Replay captured session trajectories to compare reward judge stacks without disturbing the orchestrator:
cd ../atlas-sdk
python scripts/benchmark_reward_models.py \
  --dataset atlas/data/reward_eval_trajectories.jsonl \
  --judge-combos gemini_pair claude_stack grok_stack \
  --baseline gemini_pair \
  --collect-audit \
  --output results/reward/latest.json
Key options
  • --dataset – supply datasets collected with scripts/collect_reward_trajectories.py.
  • --repeats – multiple passes to quantify variance.
  • --concurrency – concurrent judge evaluations per combo.
  • --markdown-output – write Markdown summaries alongside JSON artifacts.
  • --collect-audit – include serialized prompts/responses for debugging reward prompts.
Metrics reported
  • Reward mean, standard deviation, and uncertainty per combo.
  • Escalation rates, failure counts, and agreement vs the baseline stack.
  • Latency statistics (average, median, p95).

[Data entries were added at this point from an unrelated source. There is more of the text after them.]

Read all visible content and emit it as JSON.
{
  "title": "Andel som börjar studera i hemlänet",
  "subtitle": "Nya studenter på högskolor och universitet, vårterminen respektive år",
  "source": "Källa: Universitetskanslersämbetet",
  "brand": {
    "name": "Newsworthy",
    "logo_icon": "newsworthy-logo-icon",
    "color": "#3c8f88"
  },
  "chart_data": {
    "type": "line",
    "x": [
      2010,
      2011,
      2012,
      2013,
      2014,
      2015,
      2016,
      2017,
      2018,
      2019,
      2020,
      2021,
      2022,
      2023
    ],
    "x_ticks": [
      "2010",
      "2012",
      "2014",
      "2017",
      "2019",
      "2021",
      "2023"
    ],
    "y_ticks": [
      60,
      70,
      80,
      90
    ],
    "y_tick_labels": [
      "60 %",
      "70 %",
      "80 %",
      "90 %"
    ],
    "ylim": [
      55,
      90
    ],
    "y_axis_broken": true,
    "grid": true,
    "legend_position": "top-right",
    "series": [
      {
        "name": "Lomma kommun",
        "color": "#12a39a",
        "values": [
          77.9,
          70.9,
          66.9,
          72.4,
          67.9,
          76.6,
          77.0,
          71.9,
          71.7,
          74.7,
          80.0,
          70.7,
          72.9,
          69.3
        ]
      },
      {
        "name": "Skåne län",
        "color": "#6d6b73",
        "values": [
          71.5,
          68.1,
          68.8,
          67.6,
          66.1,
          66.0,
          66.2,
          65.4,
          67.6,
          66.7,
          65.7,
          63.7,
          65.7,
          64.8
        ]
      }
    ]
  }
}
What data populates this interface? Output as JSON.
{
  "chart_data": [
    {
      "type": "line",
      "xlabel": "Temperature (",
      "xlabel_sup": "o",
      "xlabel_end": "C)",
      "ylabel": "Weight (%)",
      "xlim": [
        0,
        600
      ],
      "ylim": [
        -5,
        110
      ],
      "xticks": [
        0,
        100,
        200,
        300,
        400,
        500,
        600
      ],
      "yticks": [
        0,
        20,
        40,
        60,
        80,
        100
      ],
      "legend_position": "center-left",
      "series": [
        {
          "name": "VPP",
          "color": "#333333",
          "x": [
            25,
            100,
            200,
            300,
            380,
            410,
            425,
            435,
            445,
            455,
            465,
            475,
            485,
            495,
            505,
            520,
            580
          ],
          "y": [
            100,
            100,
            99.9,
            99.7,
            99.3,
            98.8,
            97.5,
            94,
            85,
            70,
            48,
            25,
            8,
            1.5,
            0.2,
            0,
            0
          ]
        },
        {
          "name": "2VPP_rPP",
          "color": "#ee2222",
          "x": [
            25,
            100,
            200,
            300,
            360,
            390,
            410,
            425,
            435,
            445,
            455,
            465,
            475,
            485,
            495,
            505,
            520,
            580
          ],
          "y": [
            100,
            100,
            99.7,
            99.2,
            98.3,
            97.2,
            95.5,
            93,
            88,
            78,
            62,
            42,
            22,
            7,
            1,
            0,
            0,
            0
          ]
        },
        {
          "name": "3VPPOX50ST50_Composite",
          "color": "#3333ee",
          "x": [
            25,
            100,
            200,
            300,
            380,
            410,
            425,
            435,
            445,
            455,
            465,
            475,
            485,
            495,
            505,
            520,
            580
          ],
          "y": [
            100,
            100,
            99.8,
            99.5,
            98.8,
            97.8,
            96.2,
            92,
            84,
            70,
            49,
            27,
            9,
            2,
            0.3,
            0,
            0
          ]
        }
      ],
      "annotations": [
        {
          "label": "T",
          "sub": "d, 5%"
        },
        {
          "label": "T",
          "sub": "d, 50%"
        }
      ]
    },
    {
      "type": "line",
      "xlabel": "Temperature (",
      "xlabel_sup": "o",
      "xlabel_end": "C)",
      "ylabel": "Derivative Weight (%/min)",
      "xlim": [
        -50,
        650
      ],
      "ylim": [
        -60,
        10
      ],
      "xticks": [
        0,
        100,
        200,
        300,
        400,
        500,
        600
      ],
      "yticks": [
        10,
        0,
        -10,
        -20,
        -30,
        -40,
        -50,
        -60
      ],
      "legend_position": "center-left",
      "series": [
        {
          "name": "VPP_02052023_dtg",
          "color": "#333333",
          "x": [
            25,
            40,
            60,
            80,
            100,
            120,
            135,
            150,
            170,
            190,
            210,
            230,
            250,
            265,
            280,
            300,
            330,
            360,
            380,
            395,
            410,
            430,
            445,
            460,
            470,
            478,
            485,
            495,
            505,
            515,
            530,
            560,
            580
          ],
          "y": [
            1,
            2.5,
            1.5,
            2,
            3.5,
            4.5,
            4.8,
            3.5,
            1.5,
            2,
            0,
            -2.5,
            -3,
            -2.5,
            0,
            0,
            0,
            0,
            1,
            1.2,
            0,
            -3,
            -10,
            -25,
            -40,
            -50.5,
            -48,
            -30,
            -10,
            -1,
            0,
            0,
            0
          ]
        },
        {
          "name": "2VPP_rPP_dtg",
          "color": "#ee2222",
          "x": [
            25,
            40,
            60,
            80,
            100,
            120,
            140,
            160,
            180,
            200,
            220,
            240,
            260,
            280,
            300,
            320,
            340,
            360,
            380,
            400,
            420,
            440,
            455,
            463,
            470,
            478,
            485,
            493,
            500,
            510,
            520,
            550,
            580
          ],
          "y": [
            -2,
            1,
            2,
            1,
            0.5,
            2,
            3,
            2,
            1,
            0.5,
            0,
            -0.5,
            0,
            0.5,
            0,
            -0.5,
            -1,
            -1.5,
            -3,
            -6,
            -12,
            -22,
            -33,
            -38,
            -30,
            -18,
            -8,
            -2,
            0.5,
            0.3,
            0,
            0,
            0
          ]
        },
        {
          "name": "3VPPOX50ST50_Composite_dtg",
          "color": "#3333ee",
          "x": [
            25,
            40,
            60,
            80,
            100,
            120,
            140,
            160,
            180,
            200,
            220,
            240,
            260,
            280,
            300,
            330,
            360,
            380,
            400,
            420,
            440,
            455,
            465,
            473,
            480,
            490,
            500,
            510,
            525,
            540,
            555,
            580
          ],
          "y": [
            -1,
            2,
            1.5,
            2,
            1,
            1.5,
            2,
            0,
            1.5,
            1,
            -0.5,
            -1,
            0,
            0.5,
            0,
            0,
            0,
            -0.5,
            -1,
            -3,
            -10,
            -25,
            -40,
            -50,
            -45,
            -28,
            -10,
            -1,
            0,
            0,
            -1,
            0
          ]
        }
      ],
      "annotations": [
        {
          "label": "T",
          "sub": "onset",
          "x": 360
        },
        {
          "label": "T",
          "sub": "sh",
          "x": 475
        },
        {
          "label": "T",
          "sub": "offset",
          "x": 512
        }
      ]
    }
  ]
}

Use this harness whenever you adjust judge prompts/configs in either repo. Treat the outputs as experimental telemetry and archive them with your CI artifacts.

Guarding Reward Schemas Inside Atlas Core

Atlas Core still ships the tests/test_reward_schema.py regression suite to ensure the trainer-side configs stay in sync with SDK telemetry:
pytest tests/test_reward_schema.py -q
It validates:
  • Reward config _target_ paths and prompt references in configs/reward/ + configs/trainer/reward/.
  • Schema compatibility with the latest SDK telemetry (per-judge fields, optional blocks, etc.).
  • Trainer exports (trainers/__init__.py) so downstream imports keep working.
Run it in CI alongside the SDK harnesses above whenever you edit reward prompts or trainer configs.